Day Seven of the Oregon Trail: Oregon at Last!

I guess I don’t need to apologize for how far behind I’ve gotten on these Oregon Trail posts, because it should just be taken for granted at this point. Argh. In the last week, I have been absolutely exhausted, mentally and physically, and work has been awful and stressful, and I just haven’t had it in me to blog. But I need to do something, so blogging it is.

Day Seven saw your plucky traveling blogger arrive in Oregon, the Promised Land!

It would be a few days before I reached Oregon City and the end of the Trail, but I was coming closer.

As I had traveled from landmark to landmark, seeing different museums and learning more about what kinds of hardships the emigrants endured on their journey, I started to think that these people must have been not only brave and hardy, but dumb as a sack of buffalo chips. “Those people are ridiculous,” I thought. “Nothing could be worth that.”

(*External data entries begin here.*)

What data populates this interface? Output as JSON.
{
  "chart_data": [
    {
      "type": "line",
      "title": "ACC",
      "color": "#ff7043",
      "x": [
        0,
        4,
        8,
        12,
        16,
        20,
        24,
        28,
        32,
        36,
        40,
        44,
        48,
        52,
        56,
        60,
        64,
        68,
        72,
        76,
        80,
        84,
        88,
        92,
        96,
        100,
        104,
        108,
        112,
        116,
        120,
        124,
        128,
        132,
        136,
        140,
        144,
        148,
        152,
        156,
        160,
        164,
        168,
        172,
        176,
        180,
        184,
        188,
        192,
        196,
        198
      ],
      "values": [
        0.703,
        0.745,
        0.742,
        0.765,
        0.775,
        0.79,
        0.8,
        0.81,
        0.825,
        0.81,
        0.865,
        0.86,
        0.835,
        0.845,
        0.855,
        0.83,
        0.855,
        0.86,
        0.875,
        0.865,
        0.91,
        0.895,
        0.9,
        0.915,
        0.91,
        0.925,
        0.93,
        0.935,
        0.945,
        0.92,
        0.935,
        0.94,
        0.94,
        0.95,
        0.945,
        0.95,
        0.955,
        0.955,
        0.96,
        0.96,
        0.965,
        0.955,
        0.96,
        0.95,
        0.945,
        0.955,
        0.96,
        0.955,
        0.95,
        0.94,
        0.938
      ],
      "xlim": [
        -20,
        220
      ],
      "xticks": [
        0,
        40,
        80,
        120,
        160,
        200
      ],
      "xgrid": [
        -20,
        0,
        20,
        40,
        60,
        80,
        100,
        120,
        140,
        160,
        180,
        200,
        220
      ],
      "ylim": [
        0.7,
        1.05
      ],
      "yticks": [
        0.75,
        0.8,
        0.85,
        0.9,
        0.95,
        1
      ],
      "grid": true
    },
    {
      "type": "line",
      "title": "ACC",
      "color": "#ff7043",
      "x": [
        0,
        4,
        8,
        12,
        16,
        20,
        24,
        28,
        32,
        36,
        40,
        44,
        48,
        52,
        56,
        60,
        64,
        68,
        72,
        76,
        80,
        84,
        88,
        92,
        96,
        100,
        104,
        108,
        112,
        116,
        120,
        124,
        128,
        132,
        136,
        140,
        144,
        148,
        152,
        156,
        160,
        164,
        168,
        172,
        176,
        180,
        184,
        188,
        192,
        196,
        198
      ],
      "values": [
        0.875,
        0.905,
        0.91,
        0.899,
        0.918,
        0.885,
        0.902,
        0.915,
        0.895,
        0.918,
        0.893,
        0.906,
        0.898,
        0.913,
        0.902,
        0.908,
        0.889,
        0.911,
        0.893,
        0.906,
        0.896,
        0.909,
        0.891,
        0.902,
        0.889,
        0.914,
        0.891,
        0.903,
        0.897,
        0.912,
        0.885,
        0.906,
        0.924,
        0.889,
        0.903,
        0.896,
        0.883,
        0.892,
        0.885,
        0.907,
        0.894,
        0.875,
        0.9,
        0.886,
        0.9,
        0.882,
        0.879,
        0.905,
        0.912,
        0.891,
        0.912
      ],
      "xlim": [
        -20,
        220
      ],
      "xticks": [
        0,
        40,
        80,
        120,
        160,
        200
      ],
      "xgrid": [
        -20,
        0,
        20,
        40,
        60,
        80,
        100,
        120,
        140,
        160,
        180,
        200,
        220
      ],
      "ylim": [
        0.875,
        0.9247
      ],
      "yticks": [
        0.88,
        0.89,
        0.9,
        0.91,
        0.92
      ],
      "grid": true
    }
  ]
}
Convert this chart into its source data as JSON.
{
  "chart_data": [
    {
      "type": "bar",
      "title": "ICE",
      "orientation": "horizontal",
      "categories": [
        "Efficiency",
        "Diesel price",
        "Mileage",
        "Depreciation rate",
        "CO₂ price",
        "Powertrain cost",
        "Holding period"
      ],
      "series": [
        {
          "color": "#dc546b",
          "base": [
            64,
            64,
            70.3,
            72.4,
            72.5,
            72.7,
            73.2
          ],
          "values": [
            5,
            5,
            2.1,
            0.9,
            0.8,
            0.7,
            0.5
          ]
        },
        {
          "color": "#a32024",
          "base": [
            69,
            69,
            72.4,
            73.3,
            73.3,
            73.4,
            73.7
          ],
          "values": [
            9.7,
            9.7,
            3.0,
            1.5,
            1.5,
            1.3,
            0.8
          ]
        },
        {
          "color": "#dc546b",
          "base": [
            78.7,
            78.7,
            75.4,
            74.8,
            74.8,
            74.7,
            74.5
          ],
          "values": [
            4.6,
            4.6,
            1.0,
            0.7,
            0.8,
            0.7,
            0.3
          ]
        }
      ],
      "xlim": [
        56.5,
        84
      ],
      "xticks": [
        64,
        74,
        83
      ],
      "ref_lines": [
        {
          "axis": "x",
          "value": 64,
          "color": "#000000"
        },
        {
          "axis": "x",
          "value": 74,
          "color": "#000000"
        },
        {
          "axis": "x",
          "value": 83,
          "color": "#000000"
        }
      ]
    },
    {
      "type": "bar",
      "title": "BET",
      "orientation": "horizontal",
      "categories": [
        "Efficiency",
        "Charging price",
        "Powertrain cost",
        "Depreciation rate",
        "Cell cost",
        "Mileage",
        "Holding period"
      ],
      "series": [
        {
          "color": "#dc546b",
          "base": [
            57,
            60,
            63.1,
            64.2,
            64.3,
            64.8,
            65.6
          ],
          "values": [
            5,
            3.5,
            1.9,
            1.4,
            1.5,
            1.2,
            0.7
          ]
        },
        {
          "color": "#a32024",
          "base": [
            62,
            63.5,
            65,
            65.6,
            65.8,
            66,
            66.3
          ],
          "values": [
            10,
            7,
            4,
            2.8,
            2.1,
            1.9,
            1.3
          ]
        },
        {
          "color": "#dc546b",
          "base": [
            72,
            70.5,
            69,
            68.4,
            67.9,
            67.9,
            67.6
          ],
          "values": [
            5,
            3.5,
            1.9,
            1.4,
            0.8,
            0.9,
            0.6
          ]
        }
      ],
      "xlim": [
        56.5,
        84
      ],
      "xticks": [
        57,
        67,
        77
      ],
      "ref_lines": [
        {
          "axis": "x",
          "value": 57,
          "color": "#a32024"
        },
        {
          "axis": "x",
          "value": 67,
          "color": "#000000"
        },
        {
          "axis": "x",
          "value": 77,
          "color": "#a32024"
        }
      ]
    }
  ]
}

But when I passed into Oregon and got a good look around me, I had to say, “All right…I get it now.”

The first major stop in Oregon was Farewell Bend, where the Trail finally left the Snake River that it had been following for many miles.

Sorry for the spottiness of this photo, but I took it from my car, through the windshield
My final look at the gorgeous Snake River

“I LOOK ONCE MOOOOOOOOOOORE JUST AROUND THE RIVERBEEEEEEEEND…”

Then I traveled through the gorgeous landscape…

…to Baker City, where they had one of the better Oregon Trail-centered museums.

What a surprise, another model wagon

The museum (sorry, “interpretive center”) had a lot of displays of things that I took pictures of and now I can’t remember what they were. Because it was inside, I took pictures with my iPod, but the quality was so bad I can’t even read the signage.

Clearly this was a map…of…something…
There were a lot of interactive exhibits to make you think about what the pioneers had to take or leave behind, what was essential or not
I dunno, if it’s leather-bound, it probably tastes like jerky
They had some very detailed and lifelike, if slightly creepy, displays of what trail life might look like
Loki and Thor came along for the experience
I did have to keep them from being trampled by the wagon master

The interpretive center itself was on a high hill in view of the Blue Mountains. Not so shabby a vista, I have to say.

And Baker City was a decent little place with a cute downtown area, but I didn’t think to get my own photos of it. I tried to do a Google Image search for a picture or two to “borrow” but I didn’t find anything good enough there, either. Oh, well.